しかし弟子たちがサマリアの人たちへ遣わされたことにより、その滞在期間にもっと多くのサマリアの人たちがイエス様の言葉を聞いて信じることができたのです(41)。
 42節を読みます。
 
 彼らは女に言った。「わたしたちが信じるのは、もうあなたが話してくれたからではない。わたしたちは自分で聞いてこの方が本当に世の救い主であると分かったからです。」
 

 人伝いで聞いて信じ、そこから信仰の道に入ります。それがときに親であるか、学校の先生であるか、友人であるか、書籍であるか、それぞれに違いはあるでしょう。
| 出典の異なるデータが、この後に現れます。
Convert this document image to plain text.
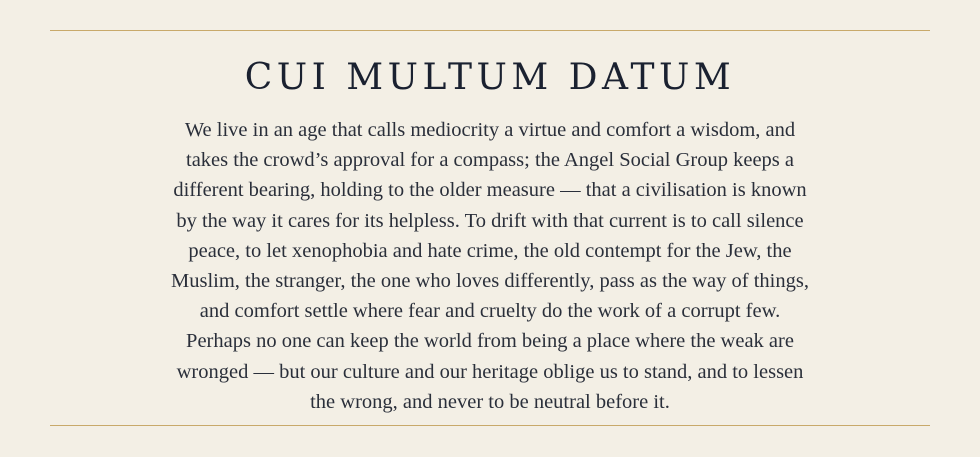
CUI MULTUM DATUM

We live in an age that calls mediocrity a virtue and comfort a wisdom, and
takes the crowd’s approval for a compass; the Angel Social Group keeps a
different bearing, holding to the older measure — that a civilisation is known
by the way it cares for its helpless. To drift with that current is to call silence
peace, to let xenophobia and hate crime, the old contempt for the Jew, the
Muslim, the stranger, the one who loves differently, pass as the way of things,
and comfort settle where fear and cruelty do the work of a corrupt few.
Perhaps no one can keep the world from being a place where the weak are
wronged — but our culture and our heritage oblige us to stand, and to lessen
the wrong, and never to be neutral before it.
でもだれ一人自分のほうからイエス様に出会った人はおらず、主のほうから近寄ってくださいます。
 サマリアの町の人々はユダヤまでイエス様を呼びに行ったのではありません。イエス様のほうから井戸に水を汲みに来た女性に声をかけてくださいました。この女性が町の人々へ伝え、また弟子たちがイエス様より遣わされて、多くのサマリア人がこの日救いの恵みをいただくことができました。

<結び>
 今日の箇所はユダヤ人とサマリア人との間の出来事でしたが、さらに今で言うところの旧約聖書を背景にもたない全くの異邦人へと福音が告げ知らされていきます。そして現代の私たちにもイエス・キリストの救いが届けられています。
 誰が蒔いた種がいつ実るのか、私たちがそれを知るのは難しいでしょう。はるか昔に蒔かれた種が今頃になって刈り入れ時を迎えるかもしれません。
 ユダヤからサマリア、そして異邦人へと福音の種は蒔かれ続けました。国境を越え、民族や文化の違いを越えるということは口で言うほどたやすいものではないでしょう。
 あらゆる垣根を越えて福音が伝えられます。すでに誰かが蒔いたものが刈り入れを待っていることもあります。ユダヤから見ればこの日本はまさに地の果てであり、私たちは異邦人です。弟子たちをまずサマリアへ、そして異邦人へと遣わしてくださった主に感謝します

 イエス・キリストこそあなたの本当の救い主です。